陈凡并不知道,自己这一个无心插柳的举动,已然引动了幽冥深处那位至高存在的关注,并得了一份天大的机缘。
此刻的他,正沉浸在一种圆融自洽的大道妙韵之中。
功德气运神轮中那一抹新添的玄黄之色,如定海神针,让他整个人的根基都沉淀了下来,变得厚重无比。
他与洪荒天地的每一次呼吸,都更为契合。
然而,当天道与地道皆有所感时,那执掌三界秩序,理论上与天地联系最为紧密的人道之主,又在何方?
……
九天之上,仙雾缭绕,瑞气万千。
凌霄宝殿。
此地是三界权柄的至高点,往日里总是仙乐阵阵,威严肃穆。
今日,却是一片死寂。
一种令人元神冻结的恐怖威压,充斥着大殿的每一个角落,源头,正是那九龙宝座上端坐的身影。
天帝昊天。
他面沉似水,眼底的阴翳几乎要化为实质,周身逸散出的准圣气息,让下方那金碧辉煌的玉阶都在微微颤抖。

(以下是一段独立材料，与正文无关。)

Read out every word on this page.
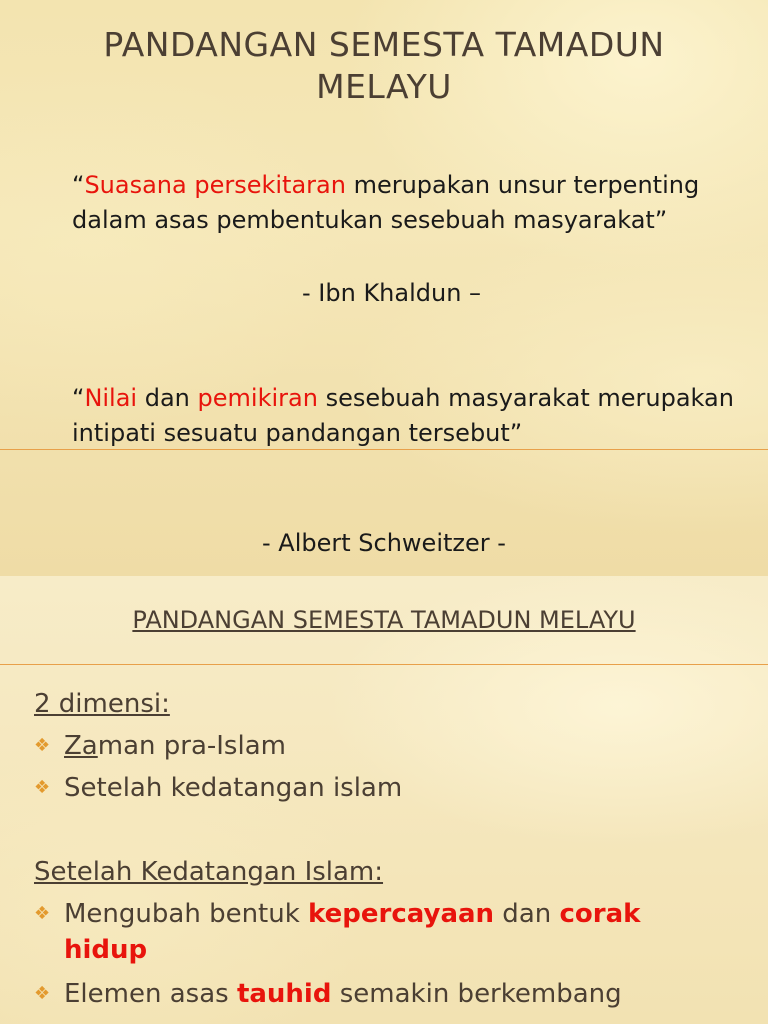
PANDANGAN SEMESTA TAMADUN MELAYU

“Suasana persekitaran merupakan unsur terpenting dalam asas pembentukan sesebuah masyarakat”

- Ibn Khaldun –

“Nilai dan pemikiran sesebuah masyarakat merupakan intipati sesuatu pandangan tersebut”

- Albert Schweitzer -

PANDANGAN SEMESTA TAMADUN MELAYU

2 dimensi:

❖ Zaman pra-Islam
❖ Setelah kedatangan islam

Setelah Kedatangan Islam:

❖ Mengubah bentuk kepercayaan dan corak
hidup
❖ Elemen asas tauhid semakin berkembang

殿下,千里眼与顺风耳战战兢兢地跪伏在地,身体筛糠般抖动,连头都不敢抬。
他们刚刚汇报完瑶姬私配凡人,诞下子嗣之事。
“废物!”
一声怒喝,不似雷霆,却比雷霆更加可怖。
“通通都是废物!”
昊天猛地一掌拍在龙椅的扶手上,坚不可摧的万载温玉瞬间布满了蛛网般的裂纹。
恐怖的怒火化作实质性的风暴,席卷了整个凌霄宝殿。
他乃三界主宰!
他的亲妹妹,天庭的长公主,触犯天条,与一介凡人私通苟合,他这个天帝,竟然是等到孩子都出世了,才从别人口中知晓!
这何止是耻辱!
这是在当着三界众生的面,狠狠地抽他的脸!
然而,那极致的愤怒之后,涌上心头的,却是更深沉的憋屈与无力。
他指尖掐动,天机流转,一丝若有若无的佛光禅唱在他的推演中一闪而逝。
西方教!
又是那两个圣人!
其目的,不言而喻,就是要让他颜面扫地,扰乱他天庭本就孱弱的气运。
可他知道,又能如何?
圣人之下,皆为蝼蚁。
他这个名义上的三界之主,在圣人眼中,不过是一枚稍微重要些的棋子。
更让他感到一阵彻骨冰寒的是,放眼望去,这偌大的天庭,亿万天兵天将,满朝仙官,竟无一人能为他分忧!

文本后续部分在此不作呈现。